Além disso, a escritora inglesa tem seguidores entre escritores que se interessam em completar suas obras escrevendo ou uma sequência, ou uma visão por um ângulo diferente da mesma história e ainda romances que contam o “pré-romance”. Orgulho e Preconceito, de longe a obra mais popular de Austen bate recordes nesse nicho literário. As sombras de Longbourn, escrito por Jo Baker [Cia das Letras: 2014], conta a história vista pelos empregados da casa de Elizabeth Bennet. P.D. James, celebrada autora de histórias de mistério, se sentiu impulsionada a levar suas maquinações detetivescas para o mundo de Hertfordshire, no livro Morte em Pemberley, [Cia das Letras: 2013]. Há também algumas publicações que fogem ao esperado, como o romance de Seth Grahame-Smith Orgulho e preconceito e zumbis [Intrínseca: 2009]e livros no nicho do romance erótico
Por que? Por que Jane Austen é tão popular? Deve haver algo mais do que a eterna sedução, e retrato de uma paixão que o leitor vê desabrochar diante de seus olhos antes mesmo dos protagonistas se darem conta do que acontece. Afinal, este enredo é o básico para quase todos os romances “para senhoras” do século XIX. Lembramos de dezenas de títulos nessa linha romântica mesmo aqui no Brasil, A moreninha de Joaquim Manuel de Macedo [1844]; O tronco do ipê, José de Alencar [1871]; A mão e a luva de Machado de Assis [1874]. O que diferencia, certamente, Jane Austen de outros escritores do gênero é um fino senso de humor e um retrato detalhado das restrições impostas aos personagens da época. Além disso, é uma voz feminina, que percebe o mundo pelo ângulo da mulher inteligente que questiona. Austen ao mesmo tempo que descreve analisa com humor e engaja o leitor a ver o mundo como ela o faz. Mesmo o leitor moderno consegue entender a ironia das situações descritas e a diversão está completa.
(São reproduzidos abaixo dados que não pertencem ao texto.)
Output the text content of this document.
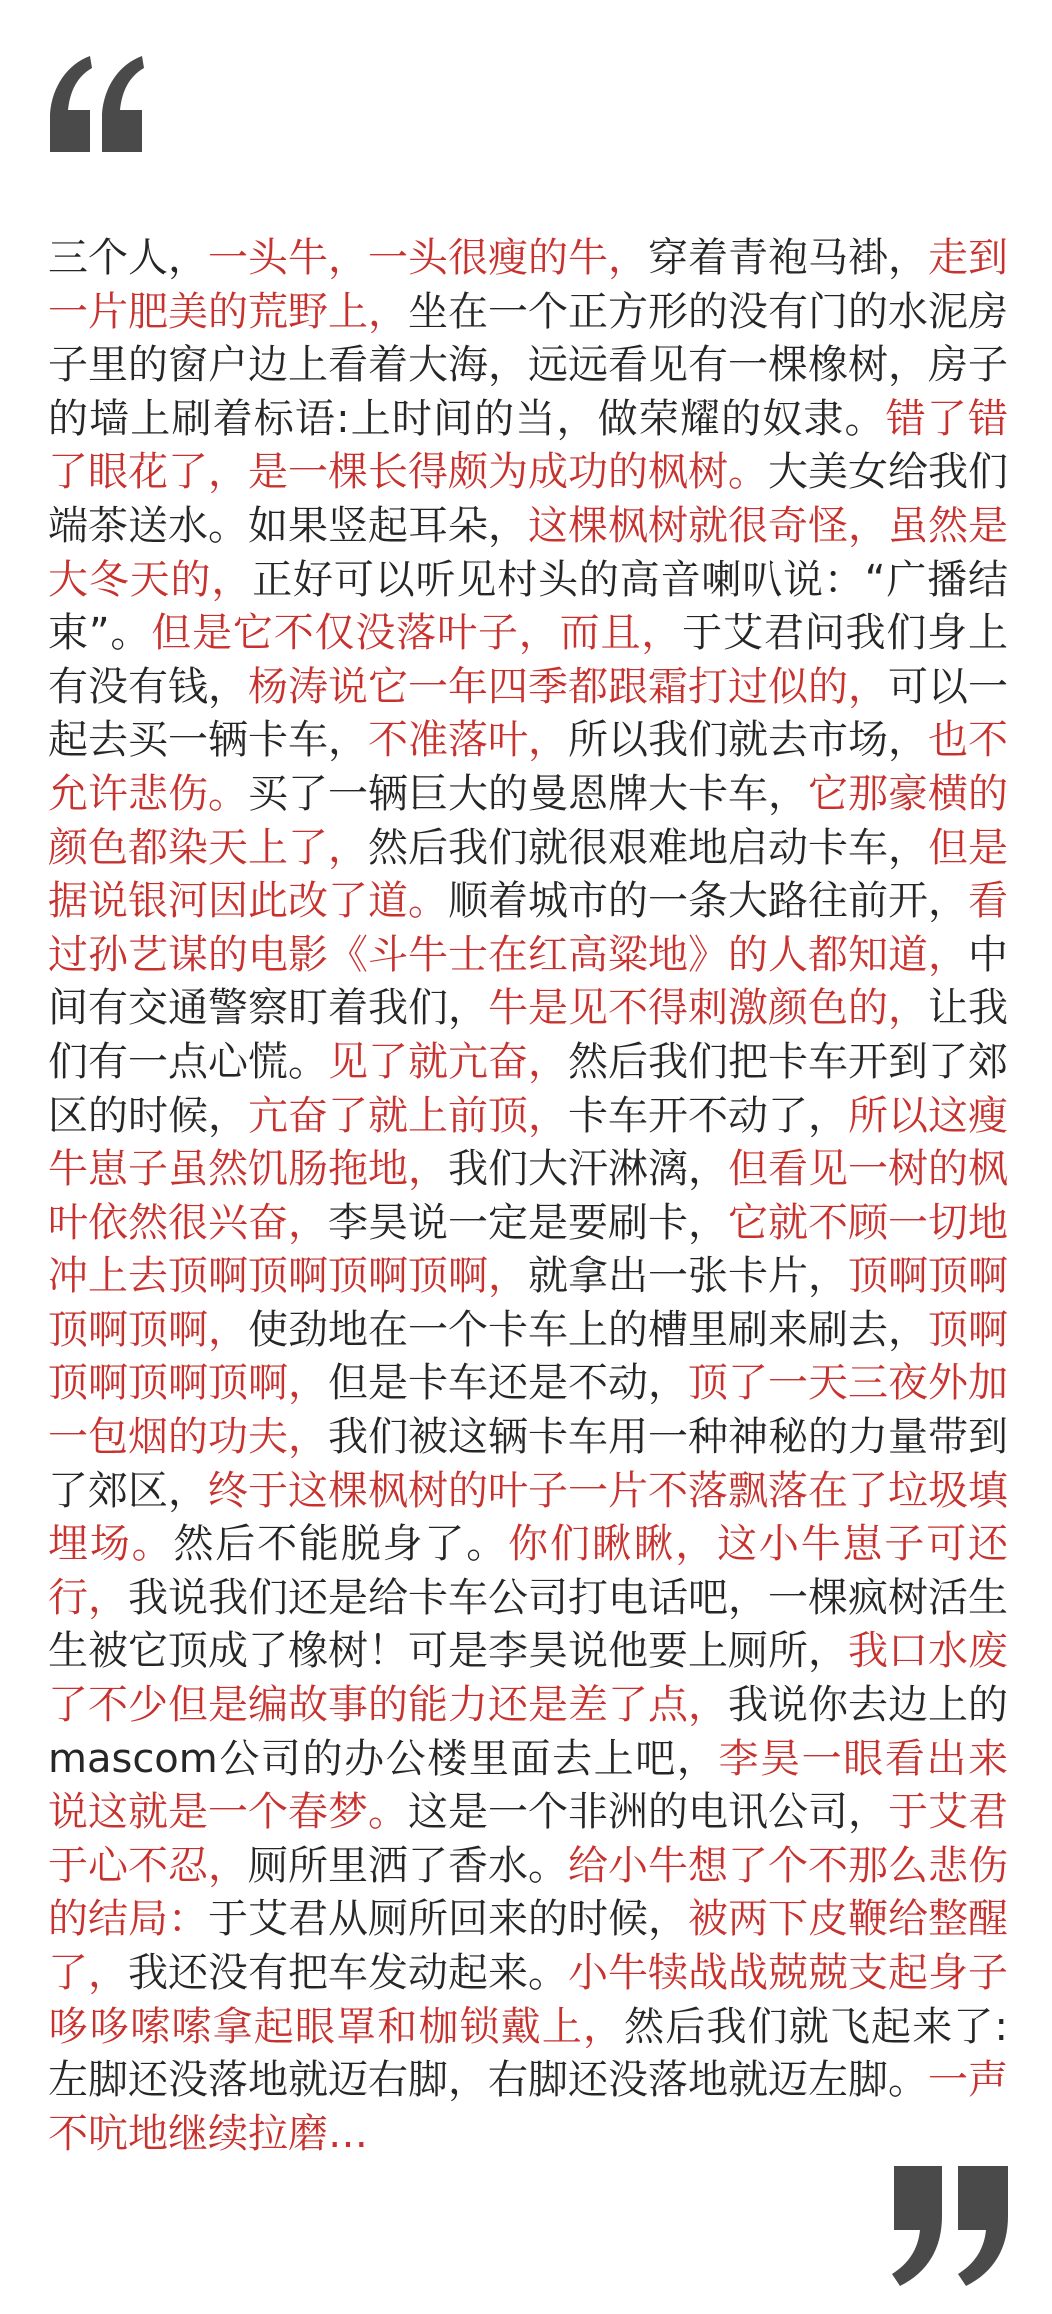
三个人，一头牛，一头很瘦的牛，穿着青袍马褂，走到一片肥美的荒野上，坐在一个正方形的没有门的水泥房子里的窗户边上看着大海，远远看见有一棵橡树，房子的墙上刷着标语:上时间的当，做荣耀的奴隶。错了错了眼花了，是一棵长得颇为成功的枫树。大美女给我们端茶送水。如果竖起耳朵，这棵枫树就很奇怪，虽然是大冬天的，正好可以听见村头的高音喇叭说：“广播结束”。但是它不仅没落叶子，而且，于艾君问我们身上有没有钱，杨涛说它一年四季都跟霜打过似的，可以一起去买一辆卡车，不准落叶，所以我们就去市场，也不允许悲伤。买了一辆巨大的曼恩牌大卡车，它那豪横的颜色都染天上了，然后我们就很艰难地启动卡车，但是据说银河因此改了道。顺着城市的一条大路往前开，看过孙艺谋的电影《斗牛士在红高粱地》的人都知道，中间有交通警察盯着我们，牛是见不得刺激颜色的，让我们有一点心慌。见了就亢奋，然后我们把卡车开到了郊区的时候，亢奋了就上前顶，卡车开不动了，所以这瘦牛崽子虽然饥肠拖地，我们大汗淋漓，但看见一树的枫叶依然很兴奋，李昊说一定是要刷卡，它就不顾一切地冲上去顶啊顶啊顶啊顶啊，就拿出一张卡片，顶啊顶啊顶啊顶啊，使劲地在一个卡车上的槽里刷来刷去，顶啊顶啊顶啊顶啊，但是卡车还是不动，顶了一天三夜外加一包烟的功夫，我们被这辆卡车用一种神秘的力量带到了郊区，终于这棵枫树的叶子一片不落飘落在了垃圾填埋场。然后不能脱身了。你们瞅瞅，这小牛崽子可还行，我说我们还是给卡车公司打电话吧，一棵疯树活生生被它顶成了橡树！可是李昊说他要上厕所，我口水废了不少但是编故事的能力还是差了点，我说你去边上的mascom公司的办公楼里面去上吧，李昊一眼看出来说这就是一个春梦。这是一个非洲的电讯公司，于艾君于心不忍，厕所里洒了香水。给小牛想了个不那么悲伤的结局：于艾君从厕所回来的时候，被两下皮鞭给整醒了，我还没有把车发动起来。小牛犊战战兢兢支起身子哆哆嗦嗦拿起眼罩和枷锁戴上，然后我们就飞起来了:左脚还没落地就迈右脚，右脚还没落地就迈左脚。一声不吭地继续拉磨…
Para ilustrar essa popularidade, Alexander McCall Smith lembra ao leitor que versões contemporâneas das obras de Austen estão sendo publicadas pelo Austen Project Series: Razão e sentimento, escrito por Joanna Trollope; A abadia de Northanger, por Val McDermid; e em abril sairá sua própria versão de Emma, para o mesmo projeto. Julgando a prosa que conheço do autor, fico ansiosa para ver o resultado. McCall Smith afirma que ao ser convidado para o projeto levou 45 segundos para aceitar e que se divertiu imensamente com o processo. Deve nos divertir também.
E você, é fã de Jane Austen? De todas as suas obras? Ou só das versões cinematográficas? Já leu algum dos livros relacionados à obra da autora?